Newark Publishers' Ass'n v. Newark Typographical Union, 22 N.J. 419, 427, 126 A.2d 348 (1956). See Friedman v. Tappan Development Corp., 22 N.J. 523, 530, 126 A.2d 646 (1956); Krosnowski v. Krosnowski, 22 N.J. 376, 386, 126 A.2d 182 (1956). Further, as stated in Wells v. Wilbur B. Driver Co., 121 N.J. Super. 185, 198, 296 A.2d 352 (Law Div. 1972), "When the contract is clear, the court is bound to enforce its terms as they are written. . . .; it may not make a better contract for either of the parties."
Plaintiff argues that the financing order approved by the Court (herein construed to grant cross-collateralization) violates the holding in In re Texlon Corp., 596 F.2d 1092 (2d Cir. 1979). There, the United States Court of Appeals for the Second Circuit ruled that an ex parte financing order authorizing cross-collateralization of otherwise insufficiently collateralized pre-petition debt and giving the same priority over post-Chapter 11 creditors, was improvidently granted. Cautiously circumscribing its holding, the court noted that it was not saying "that under no circumstances could `cross-collateralization' be authorized," but only that the order should not be granted ex parte, based solely on the representations of the debtor in possession. Id. at 1098. See Ordin, Case Comment, 54 Am.Bankr.L.J. 173, 178-79 (1980). By way of contrast, the order in the instant case was not granted ex parte, but rather only after notice and hearing. A further distinguishing factor is that in Texlon the cross-collateralization was given to secure a partially unsecured debt; in the instant case the pre-petition debt due and owing to the lender was already fully, if not over collateralized.
The plaintiff further argues that to give prior in payment in pre-Chapter 11 debt would violate 11 U.S.C. § 503[b][1][A], wherein provision is made for allowance of administrative expenses for services rendered after the commencement of the case. Such reliance is misplaced; the priority over any and all administration expenses contemplated in the order falls within the purview of 11 U.S.C. § 364[c], which states in relevant part:
"If the trustee is unable to obtain unsecured credit allowable under section 503[b][1] of this title as an administrative expense, the court, after notice and a hearing, may authorize the obtaining of credit or the incurring of debt (1) with priority over any or all administrative expenses of the kind specified in section 503[b] or 507[b] of this title. . . ."

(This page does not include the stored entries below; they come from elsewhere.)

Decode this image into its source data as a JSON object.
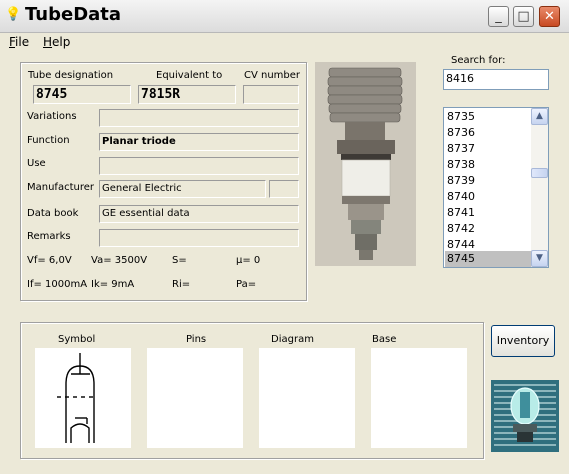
{
  "window": {
    "title": "TubeData",
    "minimize": "_",
    "maximize": "□",
    "close": "✕",
    "app_icon": "bulb-icon"
  },
  "menu": [
    {
      "label": "File",
      "underline": "F",
      "rest": "ile"
    },
    {
      "label": "Help",
      "underline": "H",
      "rest": "elp"
    }
  ],
  "search": {
    "label": "Search for:",
    "value": "8416"
  },
  "list": {
    "items": [
      "8735",
      "8736",
      "8737",
      "8738",
      "8739",
      "8740",
      "8741",
      "8742",
      "8744",
      "8745"
    ],
    "selected": "8745"
  },
  "tube": {
    "designation_label": "Tube designation",
    "designation": "8745",
    "equivalent_label": "Equivalent to",
    "equivalent": "7815R",
    "cv_label": "CV number",
    "cv": "",
    "variations_label": "Variations",
    "variations": "",
    "function_label": "Function",
    "function": "Planar triode",
    "use_label": "Use",
    "use": "",
    "manufacturer_label": "Manufacturer",
    "manufacturer": "General Electric",
    "manufacturer_code": "",
    "databook_label": "Data book",
    "databook": "GE essential data",
    "remarks_label": "Remarks",
    "remarks": ""
  },
  "specs": {
    "vf": "Vf= 6,0V",
    "va": "Va=  3500V",
    "s": "S=",
    "mu": "µ=    0",
    "if": "If= 1000mA",
    "ik": "Ik=   9mA",
    "ri": "Ri=",
    "pa": "Pa="
  },
  "previews": {
    "symbol": "Symbol",
    "pins": "Pins",
    "diagram": "Diagram",
    "base": "Base"
  },
  "inventory_button": "Inventory"
}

In the absence of a trustee, under 11 U.S.C. § 1107[a] the debtor in possession is vested with the rights and powers of a trustee.
The record, as found in the testimony of Herbert Brunnwasser, as well as his supporting affidavit, fully supports the conclusion that the threshold requirement of § 364[c] relating to the inability of the trustee (debtor in possession) to obtain unsecured credit allowable under § 503[b][1] as an administration expense, has been met. At the hearing held on February 27, 1980, Borne and Lincoln agreed that it was impossible for Borne to obtain credit to finance the debtor's plan of reorganization other than on the terms and conditions set forth in the proposed financing arrangement. Indeed, the necessity for approval of that arrangement was stressed in the debtor's application.

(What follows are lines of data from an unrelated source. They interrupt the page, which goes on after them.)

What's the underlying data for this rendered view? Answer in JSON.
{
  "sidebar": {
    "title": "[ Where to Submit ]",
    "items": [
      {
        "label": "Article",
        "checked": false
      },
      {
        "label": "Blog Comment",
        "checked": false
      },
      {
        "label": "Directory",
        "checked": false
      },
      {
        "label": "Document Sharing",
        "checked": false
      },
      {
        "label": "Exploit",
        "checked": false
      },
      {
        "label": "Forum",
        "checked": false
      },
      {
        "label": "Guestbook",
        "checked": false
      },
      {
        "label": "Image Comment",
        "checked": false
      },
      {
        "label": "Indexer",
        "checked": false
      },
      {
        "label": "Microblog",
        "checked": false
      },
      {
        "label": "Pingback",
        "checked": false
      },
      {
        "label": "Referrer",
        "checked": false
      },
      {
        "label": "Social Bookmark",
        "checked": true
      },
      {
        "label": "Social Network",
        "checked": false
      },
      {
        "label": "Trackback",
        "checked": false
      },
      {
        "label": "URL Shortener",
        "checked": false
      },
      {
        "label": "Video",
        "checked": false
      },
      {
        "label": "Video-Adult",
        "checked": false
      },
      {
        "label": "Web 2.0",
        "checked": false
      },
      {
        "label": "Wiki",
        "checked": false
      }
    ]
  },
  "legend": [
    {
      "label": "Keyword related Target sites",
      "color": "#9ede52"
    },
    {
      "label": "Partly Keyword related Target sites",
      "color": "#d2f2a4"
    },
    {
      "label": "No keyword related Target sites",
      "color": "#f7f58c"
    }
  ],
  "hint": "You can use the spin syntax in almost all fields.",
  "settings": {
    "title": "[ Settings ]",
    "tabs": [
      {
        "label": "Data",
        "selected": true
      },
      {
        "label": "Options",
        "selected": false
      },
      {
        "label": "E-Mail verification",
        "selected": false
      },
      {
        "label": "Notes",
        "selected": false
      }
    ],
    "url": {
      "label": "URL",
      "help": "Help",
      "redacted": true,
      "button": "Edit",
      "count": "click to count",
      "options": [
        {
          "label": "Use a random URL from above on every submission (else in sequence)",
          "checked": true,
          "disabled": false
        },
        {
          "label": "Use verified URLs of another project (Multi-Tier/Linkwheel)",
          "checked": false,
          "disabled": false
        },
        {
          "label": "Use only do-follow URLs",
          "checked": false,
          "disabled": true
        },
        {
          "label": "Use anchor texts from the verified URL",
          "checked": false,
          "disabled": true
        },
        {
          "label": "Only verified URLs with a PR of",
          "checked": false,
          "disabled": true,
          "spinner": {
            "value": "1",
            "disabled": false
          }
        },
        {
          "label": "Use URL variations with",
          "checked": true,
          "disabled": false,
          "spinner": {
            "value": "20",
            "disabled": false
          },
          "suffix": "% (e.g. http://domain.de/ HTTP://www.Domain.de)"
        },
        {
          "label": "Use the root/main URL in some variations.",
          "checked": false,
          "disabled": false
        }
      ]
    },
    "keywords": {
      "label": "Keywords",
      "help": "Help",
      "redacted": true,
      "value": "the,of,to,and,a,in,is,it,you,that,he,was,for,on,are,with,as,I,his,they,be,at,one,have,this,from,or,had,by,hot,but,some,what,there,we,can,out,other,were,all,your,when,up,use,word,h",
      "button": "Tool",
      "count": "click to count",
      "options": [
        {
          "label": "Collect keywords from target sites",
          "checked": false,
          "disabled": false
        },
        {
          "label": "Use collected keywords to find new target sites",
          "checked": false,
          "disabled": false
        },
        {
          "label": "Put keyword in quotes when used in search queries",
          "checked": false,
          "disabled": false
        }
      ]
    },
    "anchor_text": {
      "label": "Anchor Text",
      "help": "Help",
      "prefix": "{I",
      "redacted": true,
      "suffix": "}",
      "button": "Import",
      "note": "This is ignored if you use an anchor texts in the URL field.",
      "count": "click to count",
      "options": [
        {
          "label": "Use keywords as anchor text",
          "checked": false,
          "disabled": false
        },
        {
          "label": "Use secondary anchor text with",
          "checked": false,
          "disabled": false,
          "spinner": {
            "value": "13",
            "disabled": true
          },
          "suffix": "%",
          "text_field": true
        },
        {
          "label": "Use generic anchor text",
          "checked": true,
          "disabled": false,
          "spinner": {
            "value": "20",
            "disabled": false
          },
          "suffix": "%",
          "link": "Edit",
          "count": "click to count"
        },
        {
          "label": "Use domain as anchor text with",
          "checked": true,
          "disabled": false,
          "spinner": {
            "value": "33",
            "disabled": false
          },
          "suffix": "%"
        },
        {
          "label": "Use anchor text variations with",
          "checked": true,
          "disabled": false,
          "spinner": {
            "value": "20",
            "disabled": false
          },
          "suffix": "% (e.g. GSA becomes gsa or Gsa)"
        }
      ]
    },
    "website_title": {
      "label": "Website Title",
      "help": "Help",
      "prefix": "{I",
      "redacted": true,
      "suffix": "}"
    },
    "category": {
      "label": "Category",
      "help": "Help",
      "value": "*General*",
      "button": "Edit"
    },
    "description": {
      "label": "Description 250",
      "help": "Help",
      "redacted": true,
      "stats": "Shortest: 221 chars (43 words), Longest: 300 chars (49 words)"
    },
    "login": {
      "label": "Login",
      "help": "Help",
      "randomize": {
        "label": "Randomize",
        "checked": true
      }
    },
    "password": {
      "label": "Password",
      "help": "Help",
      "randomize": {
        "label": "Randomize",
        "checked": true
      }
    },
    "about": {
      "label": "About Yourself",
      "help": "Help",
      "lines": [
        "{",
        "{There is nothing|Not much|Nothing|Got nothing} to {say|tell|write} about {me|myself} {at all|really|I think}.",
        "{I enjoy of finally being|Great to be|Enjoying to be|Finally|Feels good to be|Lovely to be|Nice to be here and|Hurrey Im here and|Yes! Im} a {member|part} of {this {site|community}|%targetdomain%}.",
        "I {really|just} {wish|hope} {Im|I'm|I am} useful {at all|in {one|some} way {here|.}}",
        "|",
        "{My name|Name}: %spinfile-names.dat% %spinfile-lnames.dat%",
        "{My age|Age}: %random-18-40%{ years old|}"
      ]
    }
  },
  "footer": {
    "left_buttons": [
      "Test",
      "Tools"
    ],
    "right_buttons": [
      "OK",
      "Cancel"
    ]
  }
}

This Court concludes that the financing order, in clear and unambiguous terms, authorizes a superpriority of payment of the pre-Chapter 11 mortgage debt over administration expenses, which status was implemented by the Certificate of Indebtedness executed by Borne. With reference to the claim of Borne for an order compelling continued financing by the lender, in accordance with paragraph 9 of the February 29, 1980 financing agreement, this Court finds that, short of the confirmation of the plan of arrangement, such claim is premature. Reserving to the plaintiff the right to pursue such claim at the appropriate time, the motion for summary judgment in all other respects is granted.